Guaidó who proclaimed himself Venezuela’s legitimate president in January 2019, a position quickly accepted by the United States and eventually more than 50 other countries has seen his popularity diminish in recent months and some international allies now treat him more like an important opposition leader than the country’s head of state.

Guaidó´s term in Congress, the basis for his claim as Venezuela’s transitional leader, ended in January after the opposition boycotted a legislative election widely considered a sham. He and other lawmakers have continued holding sessions virtually, but some international actors have scaled back their support.

Oil-for-food programs have been discussed but never implemented in Venezuela. Any program would require cooperation from both Maduro and Guaidó, even if it had the support of the Biden administration, and Guaidó allies have voiced concerns in the past that a trading system would be undercut by corruption.

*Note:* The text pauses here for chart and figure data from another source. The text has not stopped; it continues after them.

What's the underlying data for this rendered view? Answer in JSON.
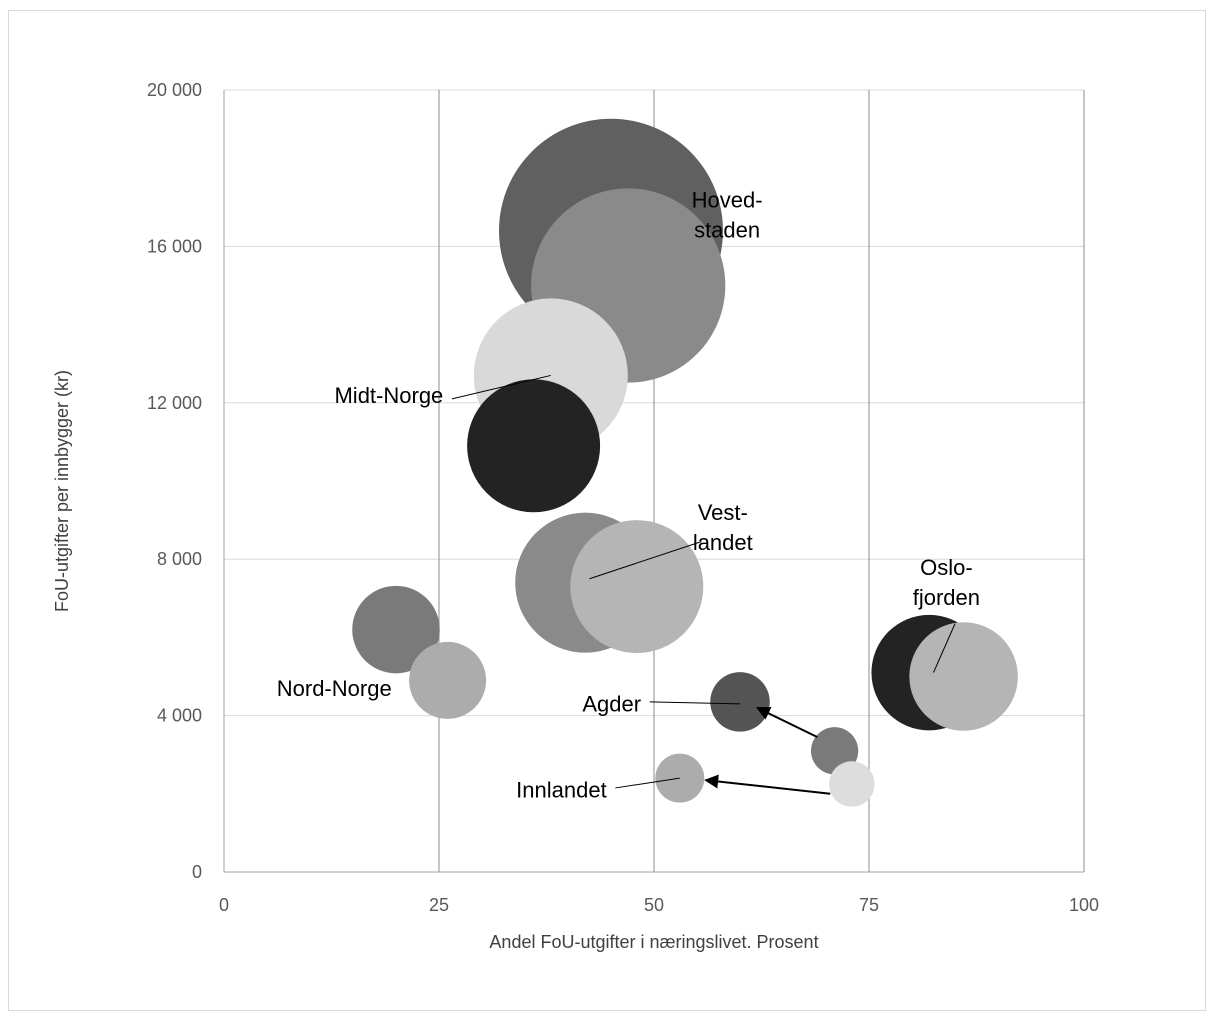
{
  "chart_data": {
    "type": "bubble",
    "title": "",
    "xlabel": "Andel FoU-utgifter i næringslivet. Prosent",
    "ylabel": "FoU-utgifter per innbygger (kr)",
    "xlim": [
      0,
      100
    ],
    "ylim": [
      0,
      20000
    ],
    "x_ticks": [
      0,
      25,
      50,
      75,
      100
    ],
    "x_tick_labels": [
      "0",
      "25",
      "50",
      "75",
      "100"
    ],
    "y_ticks": [
      0,
      4000,
      8000,
      12000,
      16000,
      20000
    ],
    "y_tick_labels": [
      "0",
      "4 000",
      "8 000",
      "12 000",
      "16 000",
      "20 000"
    ],
    "grid": "major",
    "legend": "none",
    "bubbles": [
      {
        "region": "Hovedstaden",
        "x": 45,
        "y": 16400,
        "size": 128,
        "color": "#606060"
      },
      {
        "region": "Hovedstaden",
        "x": 47,
        "y": 15000,
        "size": 111,
        "color": "#8a8a8a"
      },
      {
        "region": "Midt-Norge",
        "x": 38,
        "y": 12700,
        "size": 88,
        "color": "#d9d9d9"
      },
      {
        "region": "Midt-Norge",
        "x": 36,
        "y": 10900,
        "size": 76,
        "color": "#232323"
      },
      {
        "region": "Vestlandet",
        "x": 42,
        "y": 7400,
        "size": 80,
        "color": "#8a8a8a"
      },
      {
        "region": "Vestlandet",
        "x": 48,
        "y": 7300,
        "size": 76,
        "color": "#b5b5b5"
      },
      {
        "region": "Nord-Norge",
        "x": 20,
        "y": 6200,
        "size": 50,
        "color": "#7a7a7a"
      },
      {
        "region": "Nord-Norge",
        "x": 26,
        "y": 4900,
        "size": 44,
        "color": "#acacac"
      },
      {
        "region": "Oslofjorden",
        "x": 82,
        "y": 5100,
        "size": 66,
        "color": "#232323"
      },
      {
        "region": "Oslofjorden",
        "x": 86,
        "y": 5000,
        "size": 62,
        "color": "#b5b5b5"
      },
      {
        "region": "Agder",
        "x": 60,
        "y": 4350,
        "size": 34,
        "color": "#545454"
      },
      {
        "region": "Agder",
        "x": 71,
        "y": 3100,
        "size": 27,
        "color": "#7a7a7a"
      },
      {
        "region": "Innlandet",
        "x": 53,
        "y": 2400,
        "size": 28,
        "color": "#acacac"
      },
      {
        "region": "Innlandet",
        "x": 73,
        "y": 2250,
        "size": 26,
        "color": "#dddddd"
      }
    ],
    "arrows": [
      {
        "region": "Agder",
        "from": [
          69,
          3450
        ],
        "to": [
          62,
          4200
        ]
      },
      {
        "region": "Innlandet",
        "from": [
          70.5,
          2000
        ],
        "to": [
          56,
          2350
        ]
      }
    ],
    "annotations": [
      {
        "lines": [
          "Hoved-",
          "staden"
        ],
        "x": 58.5,
        "y": 17000,
        "anchor": "middle"
      },
      {
        "lines": [
          "Midt-Norge"
        ],
        "x": 25.5,
        "y": 12000,
        "anchor": "end",
        "leader_from": [
          26.5,
          12100
        ],
        "leader_to": [
          38,
          12700
        ]
      },
      {
        "lines": [
          "Vest-",
          "landet"
        ],
        "x": 58,
        "y": 9000,
        "anchor": "middle",
        "leader_from": [
          55.5,
          8450
        ],
        "leader_to": [
          42.5,
          7500
        ]
      },
      {
        "lines": [
          "Nord-Norge"
        ],
        "x": 19.5,
        "y": 4500,
        "anchor": "end"
      },
      {
        "lines": [
          "Oslo-",
          "fjorden"
        ],
        "x": 84,
        "y": 7600,
        "anchor": "middle",
        "leader_from": [
          85,
          6350
        ],
        "leader_to": [
          82.5,
          5100
        ]
      },
      {
        "lines": [
          "Agder"
        ],
        "x": 48.5,
        "y": 4100,
        "anchor": "end",
        "leader_from": [
          49.5,
          4350
        ],
        "leader_to": [
          60,
          4300
        ]
      },
      {
        "lines": [
          "Innlandet"
        ],
        "x": 44.5,
        "y": 1900,
        "anchor": "end",
        "leader_from": [
          45.5,
          2150
        ],
        "leader_to": [
          53,
          2400
        ]
      }
    ]
  }
}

A somewhat similar program overseen by the U.N. in Iraq from 1996 to 2003 came under criticism after former leader Saddam Hussein and other entities were found to have abused it, raising doubts that an oil-for-food scheme could be implemented in Venezuela without Maduro taking advantage of it.

Diego Area, who leads the Atlantic Council’s work on Venezuela, said the organization will study “potential pathways” to make an oil-for-food program viable in Venezuela. But he also said that any effort is unlikely to move forward while the country’s access to the COVID-19 vaccine remains in limbo.

“I don’t think that right now there is viability for an oil-for-food program without moving first the COVID vaccine,” he said.